Another California-Japan relationship was also honored, as on October 14th, the city of Newport Beach celebrated 30 years of friendship with Okazaki, Japan, a sister city relationship that formally began in 1984. Every year, in cooperation with the Newport-Balboa Rotary Club, Newport Beach has sent between 4-6 junior high school students to explore Okazaki for 10 days in July. In October, the students invite the friends they made in Japan to stay with them, further cementing the ties they made on their exchange trip. To celebrate the 30th anniversary, Newport Beach Mayor Rush Hill welcomed a delegation from Okazaki for the dedication of a friendship statue depicting Shogun Tokugawa Ieyasu, one of the founders of Japan’s Edo period.
These Californian cities were not alone in celebrating an anniversary with a Japanese sister city. The city of Renton, Washington has had a partnership since 1969 with Nishiwaki, Japan and celebrated the 45th year on October 18th-20th. A delegation from Nishiwaki, headed by Mayor Shozo Katayama, traveled to Renton to take part in the festivities, which included visits to landmarks in both Renton and nearby Seattle.
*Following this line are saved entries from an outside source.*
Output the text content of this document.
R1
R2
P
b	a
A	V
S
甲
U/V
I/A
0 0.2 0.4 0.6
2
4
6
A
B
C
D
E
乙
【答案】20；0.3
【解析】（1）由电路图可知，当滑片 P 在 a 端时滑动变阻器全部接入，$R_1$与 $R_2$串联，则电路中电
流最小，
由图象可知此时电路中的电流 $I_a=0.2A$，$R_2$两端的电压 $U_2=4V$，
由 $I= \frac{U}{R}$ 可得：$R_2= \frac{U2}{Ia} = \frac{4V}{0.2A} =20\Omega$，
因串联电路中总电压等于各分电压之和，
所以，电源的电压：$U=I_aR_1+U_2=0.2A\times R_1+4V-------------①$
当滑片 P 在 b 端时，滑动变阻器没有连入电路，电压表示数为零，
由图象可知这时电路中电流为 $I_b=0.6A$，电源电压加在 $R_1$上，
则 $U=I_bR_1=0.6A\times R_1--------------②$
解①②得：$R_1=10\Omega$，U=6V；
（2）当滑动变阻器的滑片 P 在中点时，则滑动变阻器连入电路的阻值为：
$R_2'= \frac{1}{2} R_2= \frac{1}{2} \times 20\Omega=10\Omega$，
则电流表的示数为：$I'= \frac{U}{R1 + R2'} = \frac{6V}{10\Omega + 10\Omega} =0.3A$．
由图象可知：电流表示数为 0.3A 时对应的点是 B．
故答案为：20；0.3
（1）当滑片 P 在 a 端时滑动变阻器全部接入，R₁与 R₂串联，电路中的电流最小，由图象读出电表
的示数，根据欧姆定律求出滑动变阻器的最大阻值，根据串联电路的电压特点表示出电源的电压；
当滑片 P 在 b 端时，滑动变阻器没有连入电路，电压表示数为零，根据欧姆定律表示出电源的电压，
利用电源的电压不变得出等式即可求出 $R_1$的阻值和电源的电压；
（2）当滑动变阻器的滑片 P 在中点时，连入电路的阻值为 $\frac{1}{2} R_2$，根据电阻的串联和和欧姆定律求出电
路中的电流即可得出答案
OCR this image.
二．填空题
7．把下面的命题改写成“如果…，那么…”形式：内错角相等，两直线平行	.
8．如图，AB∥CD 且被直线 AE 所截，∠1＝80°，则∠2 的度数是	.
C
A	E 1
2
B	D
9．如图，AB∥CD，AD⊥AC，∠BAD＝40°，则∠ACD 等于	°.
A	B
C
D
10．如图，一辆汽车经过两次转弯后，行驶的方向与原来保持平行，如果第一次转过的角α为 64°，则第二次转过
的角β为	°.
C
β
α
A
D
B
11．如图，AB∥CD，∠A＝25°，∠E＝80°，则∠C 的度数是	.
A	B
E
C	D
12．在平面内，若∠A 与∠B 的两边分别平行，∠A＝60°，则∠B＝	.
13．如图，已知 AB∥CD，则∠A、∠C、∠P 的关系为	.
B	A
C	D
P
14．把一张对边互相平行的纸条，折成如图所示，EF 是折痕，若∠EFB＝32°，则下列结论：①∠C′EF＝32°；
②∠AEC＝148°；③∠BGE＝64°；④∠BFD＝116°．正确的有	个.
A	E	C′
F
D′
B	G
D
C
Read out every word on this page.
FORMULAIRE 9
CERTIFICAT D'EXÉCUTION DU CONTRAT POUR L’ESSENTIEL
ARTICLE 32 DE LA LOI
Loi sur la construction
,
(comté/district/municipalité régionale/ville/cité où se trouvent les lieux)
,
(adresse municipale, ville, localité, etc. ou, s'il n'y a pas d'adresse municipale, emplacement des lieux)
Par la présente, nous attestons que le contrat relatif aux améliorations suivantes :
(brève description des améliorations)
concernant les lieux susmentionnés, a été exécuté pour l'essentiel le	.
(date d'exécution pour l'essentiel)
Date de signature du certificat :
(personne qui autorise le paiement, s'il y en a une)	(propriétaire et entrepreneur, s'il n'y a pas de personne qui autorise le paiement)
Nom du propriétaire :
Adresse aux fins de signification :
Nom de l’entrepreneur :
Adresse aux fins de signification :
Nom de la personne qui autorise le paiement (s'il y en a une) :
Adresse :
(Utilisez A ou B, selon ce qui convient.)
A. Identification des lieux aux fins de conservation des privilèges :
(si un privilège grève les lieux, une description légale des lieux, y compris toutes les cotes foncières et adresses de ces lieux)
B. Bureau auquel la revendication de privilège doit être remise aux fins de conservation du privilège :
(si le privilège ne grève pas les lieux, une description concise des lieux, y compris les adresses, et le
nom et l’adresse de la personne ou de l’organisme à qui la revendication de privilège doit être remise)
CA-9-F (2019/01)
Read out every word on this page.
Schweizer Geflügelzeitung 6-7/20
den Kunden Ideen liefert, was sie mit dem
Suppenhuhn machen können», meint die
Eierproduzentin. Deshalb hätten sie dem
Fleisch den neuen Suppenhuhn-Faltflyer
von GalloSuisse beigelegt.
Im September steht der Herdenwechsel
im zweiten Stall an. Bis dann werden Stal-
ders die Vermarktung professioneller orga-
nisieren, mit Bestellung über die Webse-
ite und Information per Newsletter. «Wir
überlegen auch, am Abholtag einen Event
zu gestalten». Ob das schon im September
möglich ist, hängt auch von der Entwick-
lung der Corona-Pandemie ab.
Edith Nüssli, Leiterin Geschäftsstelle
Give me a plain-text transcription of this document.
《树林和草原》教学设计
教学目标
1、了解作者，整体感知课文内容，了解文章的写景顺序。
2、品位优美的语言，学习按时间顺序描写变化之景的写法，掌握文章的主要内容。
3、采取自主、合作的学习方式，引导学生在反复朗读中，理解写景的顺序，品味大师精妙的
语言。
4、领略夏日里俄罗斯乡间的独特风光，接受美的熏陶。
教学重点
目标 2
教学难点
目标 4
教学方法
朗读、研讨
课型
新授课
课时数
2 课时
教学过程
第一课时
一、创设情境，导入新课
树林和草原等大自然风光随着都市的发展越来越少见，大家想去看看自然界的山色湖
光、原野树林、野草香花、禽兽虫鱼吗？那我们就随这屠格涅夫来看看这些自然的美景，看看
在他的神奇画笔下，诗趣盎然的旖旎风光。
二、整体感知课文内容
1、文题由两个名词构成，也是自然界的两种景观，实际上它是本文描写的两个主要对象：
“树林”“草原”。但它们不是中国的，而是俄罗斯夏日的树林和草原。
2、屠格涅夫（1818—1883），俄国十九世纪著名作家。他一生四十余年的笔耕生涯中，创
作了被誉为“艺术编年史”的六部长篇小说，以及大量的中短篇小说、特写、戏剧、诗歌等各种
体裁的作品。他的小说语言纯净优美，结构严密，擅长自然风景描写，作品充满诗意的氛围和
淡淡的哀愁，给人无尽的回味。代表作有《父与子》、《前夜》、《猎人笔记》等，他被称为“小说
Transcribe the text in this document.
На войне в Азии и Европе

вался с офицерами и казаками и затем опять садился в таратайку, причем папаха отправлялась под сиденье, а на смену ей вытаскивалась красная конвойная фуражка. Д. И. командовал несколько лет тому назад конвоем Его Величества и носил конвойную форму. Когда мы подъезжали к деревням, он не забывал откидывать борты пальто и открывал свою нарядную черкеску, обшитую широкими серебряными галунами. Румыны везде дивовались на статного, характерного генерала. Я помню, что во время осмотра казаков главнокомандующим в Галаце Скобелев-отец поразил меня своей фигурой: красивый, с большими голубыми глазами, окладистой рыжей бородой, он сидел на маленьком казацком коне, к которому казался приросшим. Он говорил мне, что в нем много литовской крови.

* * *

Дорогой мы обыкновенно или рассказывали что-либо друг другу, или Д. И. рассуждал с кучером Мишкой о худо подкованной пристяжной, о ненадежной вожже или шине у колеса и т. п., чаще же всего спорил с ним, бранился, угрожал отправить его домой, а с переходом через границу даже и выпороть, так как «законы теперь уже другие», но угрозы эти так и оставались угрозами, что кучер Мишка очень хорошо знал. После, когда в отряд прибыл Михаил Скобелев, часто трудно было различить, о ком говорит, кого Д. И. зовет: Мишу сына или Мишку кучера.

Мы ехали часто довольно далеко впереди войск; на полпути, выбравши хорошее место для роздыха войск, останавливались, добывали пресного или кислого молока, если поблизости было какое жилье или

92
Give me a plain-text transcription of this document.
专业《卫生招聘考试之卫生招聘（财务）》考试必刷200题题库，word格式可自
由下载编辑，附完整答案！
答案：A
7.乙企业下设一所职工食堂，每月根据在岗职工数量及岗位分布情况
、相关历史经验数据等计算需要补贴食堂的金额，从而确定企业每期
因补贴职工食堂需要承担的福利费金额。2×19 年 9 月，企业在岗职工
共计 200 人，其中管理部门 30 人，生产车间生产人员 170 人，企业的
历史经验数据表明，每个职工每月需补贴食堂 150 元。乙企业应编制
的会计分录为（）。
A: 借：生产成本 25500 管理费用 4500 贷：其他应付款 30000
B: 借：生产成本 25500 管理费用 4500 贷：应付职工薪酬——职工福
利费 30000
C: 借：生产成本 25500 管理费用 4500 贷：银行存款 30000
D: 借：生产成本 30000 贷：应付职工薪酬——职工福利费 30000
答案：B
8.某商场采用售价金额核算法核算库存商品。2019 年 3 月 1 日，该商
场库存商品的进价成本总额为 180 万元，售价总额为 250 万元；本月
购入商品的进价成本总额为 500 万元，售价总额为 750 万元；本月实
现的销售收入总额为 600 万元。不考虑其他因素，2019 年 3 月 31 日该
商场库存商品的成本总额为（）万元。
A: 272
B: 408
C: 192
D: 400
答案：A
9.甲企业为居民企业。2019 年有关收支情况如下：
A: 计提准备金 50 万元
The delegation also gifted Renton with a statue of the Buddha, which symbolized the friendship’s enduring ability to “always […] smile through hard work.”
In total, Japan has 101 sister city relationships with California and 35 sister city relationships with Washington, more than any other Asian country including all the countries of ASEAN combined. Together they make up 28% of total 414 sister cities that Japan has with the United States. At nearly double the next largest sister cities partner, China, Japan has the most sister cities with the total United States of any Asian country.
Sarah Batiuk is a Program Assistant at the East-West Center in Washington.